Há um artigo de autoria do senador publicado no jornal Gazeta de Alagoas que trata sobre o assunto. Lá, Collor - que já era senador pelo PTB - relembra o episódio e fala da segurança pública. Mais ainda: ele se revolta com quem pinça determinadas falas e ações dos contextos da realidade para dar a elas um verniz ideológico e oportunista.

Se dizia vítima da "desonestidade intelectual" daqueles que distorceram a mensagem que quis passar. Qual era a mensagem: endurecer com os bandidos violentos, homicidas, ligados ao crime organizado, ao tráfico etc por justamente querer preservar a vida e a paz na construção de uma sociedade que esteja focada nas vítimas e não nos criminosos.

Olhem um dos trechos do artigo de Collor:

"Foi nesse clima de desmonte do aparato de segurança pública, e da ausência de uma rede de proteção social, que reagi indignado, certamente refletindo a revolta da cidadania alagoana pela leniência governamental. Dar “munhecada” é lançar mão, de forma pronta e firme, da caneta de gestor. É de conhecimento da sociedade o comportamento hesitante do governador, que precisa ler o recente e circunstanciado relatório produzido pela Comissão Especial de Inquérito da Câmara Municipal de Maceió. Essa CEI investigou seriamente a violência homicida em nossa capital".

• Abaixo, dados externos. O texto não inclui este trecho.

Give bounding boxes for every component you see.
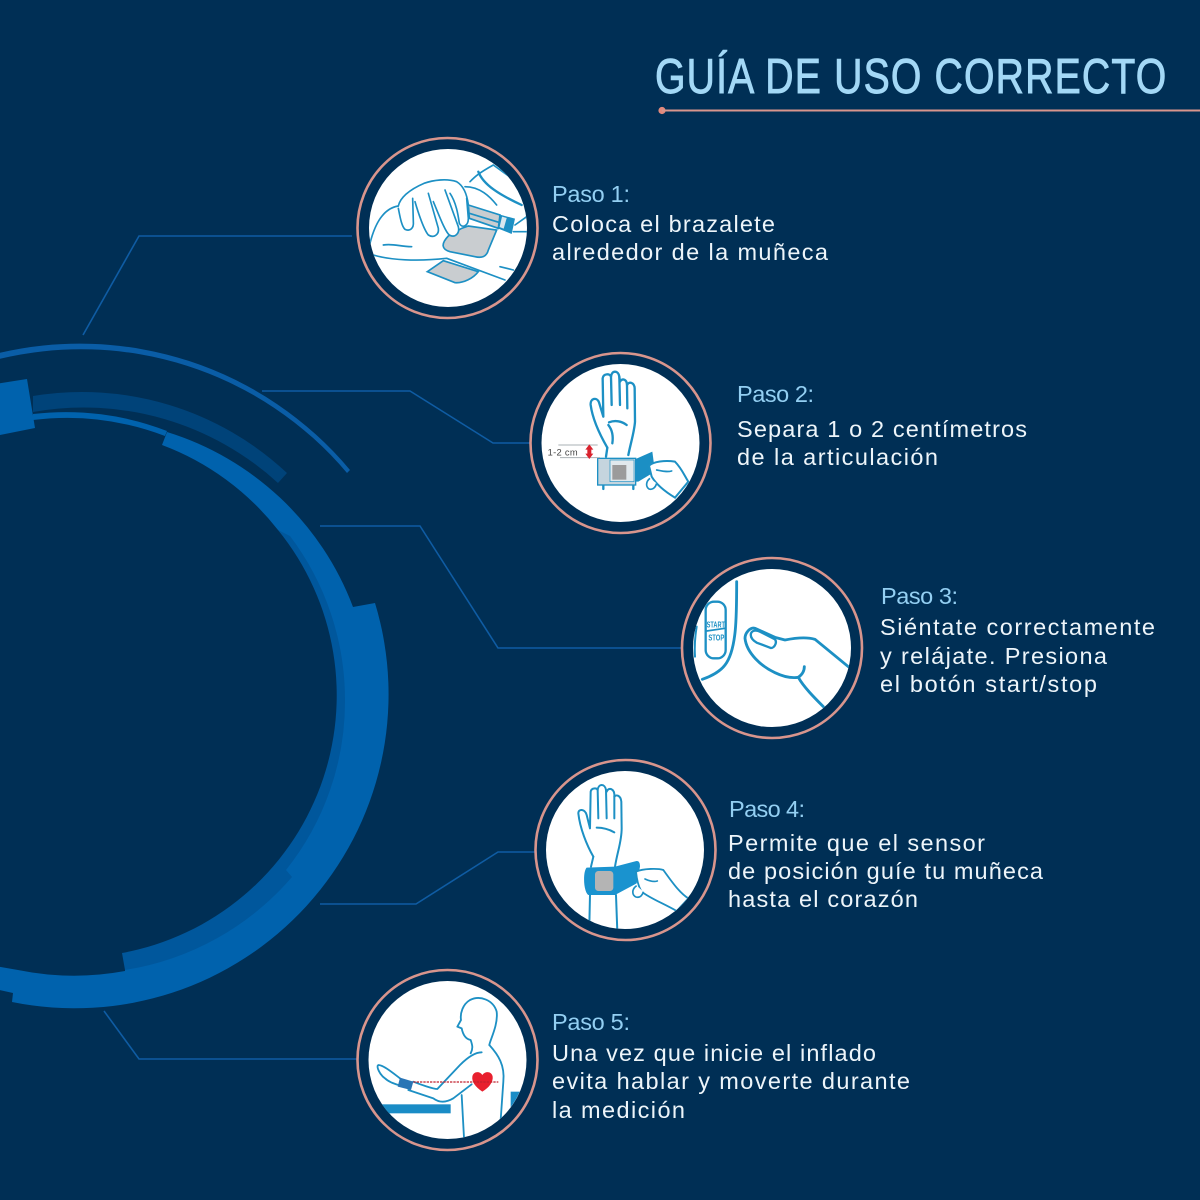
text: step 2: Separa 1 o 2 centímetros [737,416,1027,442]
decorative concentric ring graphic [0,344,389,1008]
text: step 5: Una vez que inicie el inflado [552,1040,876,1066]
text: step 4: de posición guíe tu muñeca [728,858,1044,884]
text: step 1 [552,181,829,265]
text: step 1: Paso 1: [552,181,630,207]
panel: step 1 [358,138,829,318]
icon: finger pressing start/stop button: START [707,619,725,629]
text: step 4: Paso 4: [729,796,805,822]
icon: finger pressing start/stop button [695,582,848,707]
text: step 1: Coloca el brazalete [552,211,775,237]
panel: step 5 [358,970,910,1150]
icon: cuff placed 1-2 cm from the wrist joint: 1-2 cm [548,447,578,457]
icon: position sensor on the wrist [578,785,688,932]
icon: cuff placed 1-2 cm from the wrist joint [548,372,688,498]
title: GUÍA DE USO CORRECTO [655,50,1166,104]
icon: seated person with wrist at heart level [377,998,527,1138]
text: step 2: Paso 2: [737,381,814,407]
panel: step 3 [682,558,1155,738]
text: step 5: evita hablar y moverte durante [552,1068,910,1094]
text: step 3: el botón start/stop [880,671,1097,697]
text: step 2 [737,381,1027,470]
connector lines [83,236,683,1059]
text: step 4 [728,796,1044,912]
panel: step 4 [536,760,1044,940]
text: step 2: de la articulación [737,444,938,470]
text: step 4: Permite que el sensor [728,830,985,856]
text: step 3: y relájate. Presiona [880,643,1108,669]
text: step 3 [880,583,1155,697]
text: step 4: hasta el corazón [728,886,918,912]
text: step 5: la medición [552,1097,685,1123]
icon: fitting the cuff around the wrist [370,165,527,283]
text: step 5 [552,1009,910,1123]
text: step 3: Siéntate correctamente [880,614,1155,640]
icon: finger pressing start/stop button: STOP [708,632,725,642]
text: step 5: Paso 5: [552,1009,630,1035]
text: step 3: Paso 3: [881,583,958,609]
text: step 1: alrededor de la muñeca [552,239,829,265]
panel: step 2 [530,353,1027,533]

O senador alagoano segue cobrando o fortalecimento da Policia Militar, ações que acelerem inquéritos para punir os criminosos, combatendo de forma efetiva a cultura da impunidade. E conclui: "Prosseguirei, entretanto, trabalhando e pregando contra os malfeitos locais, independente de agradar ou não a pena do aparvalhado ideólogo do “establishment” estadual".

O senador Collor também fala da necessidade de políticas públicas preventivas porque sabe - e o ministro Sérgio Moro também o sabe - que elas não podem ser dissociadas. Acontece que Moro comanda uma pasta de Segurança Pública e só pode propor as medidas inerentes a sua área em função da realidade que encontra. O contexto maior - que envolve os outros ministérios  - é que caminham para as políticas transversais sem que umas excluam as outras.

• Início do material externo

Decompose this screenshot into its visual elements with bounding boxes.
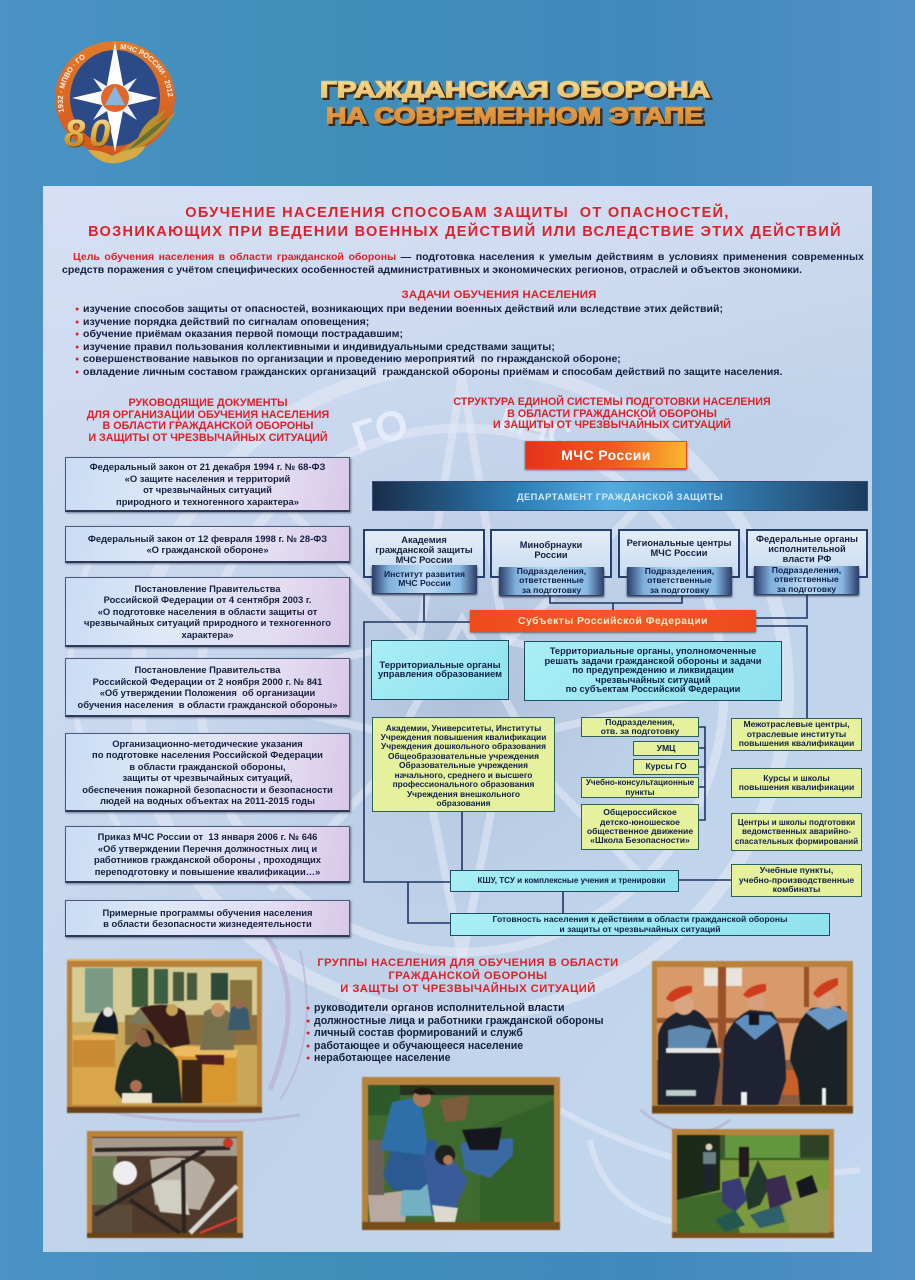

Portanto, o que busca Moro é o endurecimento que, lá atrás, de forma enfática, Collor de Mello defendia. Ele sabe disso. O "munhecada no espinhaço" obviamente é uma metáfora, mas que leva ao entendimento do endurecimento do Estado com a bandidagem. É ou não é isso que Collor já defendeu? Claro que é!

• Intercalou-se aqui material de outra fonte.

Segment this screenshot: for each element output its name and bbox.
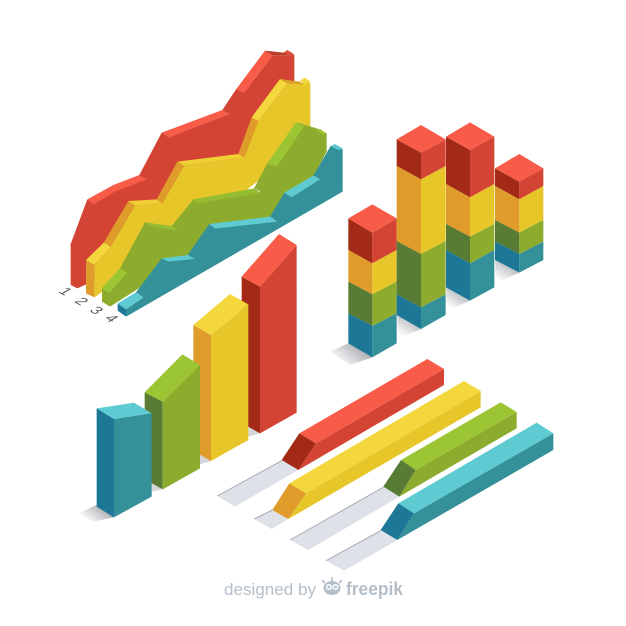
- red bar: [242, 234, 297, 433]
- axis labels 1 to 4: 2: [70, 295, 92, 308]
- green bar: [145, 354, 200, 489]
- chart: isometric vertical bars: [78, 234, 297, 522]
- area layer 2: yellow: [86, 78, 310, 297]
- column B: [397, 125, 446, 329]
- footer: freepik credit: [224, 577, 404, 599]
- chart: isometric layered area chart: [71, 50, 343, 317]
- brand name: freepik: [346, 579, 404, 599]
- axis labels 1 to 4: 4: [100, 312, 122, 325]
- red horizontal bar: [217, 359, 444, 507]
- teal horizontal bar: [326, 423, 553, 571]
- chart: stacked isometric columns: [330, 122, 543, 365]
- chart: isometric horizontal bars: [217, 359, 553, 571]
- column C: [446, 122, 494, 301]
- axis labels 1 to 4: [54, 285, 122, 325]
- axis labels 1 to 4: 1: [54, 285, 76, 298]
- credit text: designed by: [224, 580, 316, 599]
- teal bar: [97, 403, 152, 517]
- column D: [495, 154, 543, 273]
- area layer 3: green: [102, 122, 327, 307]
- column shadows: [330, 260, 519, 365]
- green horizontal bar: [290, 402, 517, 550]
- icon: freepik mascot: [322, 577, 342, 595]
- yellow horizontal bar: [254, 381, 481, 529]
- axis labels 1 to 4: 3: [85, 304, 107, 317]
- column A: [348, 204, 397, 357]
- yellow bar: [193, 294, 248, 461]
- area layer 1: red: [71, 50, 294, 288]
- bar shadows: [78, 425, 260, 522]
- area layer 4: teal: [118, 144, 343, 317]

Mesmo assim Collor pode criticar as medidas de Moro? Sim! Mas indo à fonte primária e à realidade vigente e não ao discurso genérico. É o que se espera de um senador. Inteligência é algo que o senador alagoano tem de sobra para isso. Dizer - em outras palavras - que as medidas de Moro não tratam de Educação e políticas preventivas é usar de uma retórica vazia. Pois, o objetivo das medidas é direcionado ao crime presente atualmente em nossa sociedade que precisa ser combatido de maneira ostensiva e repressiva.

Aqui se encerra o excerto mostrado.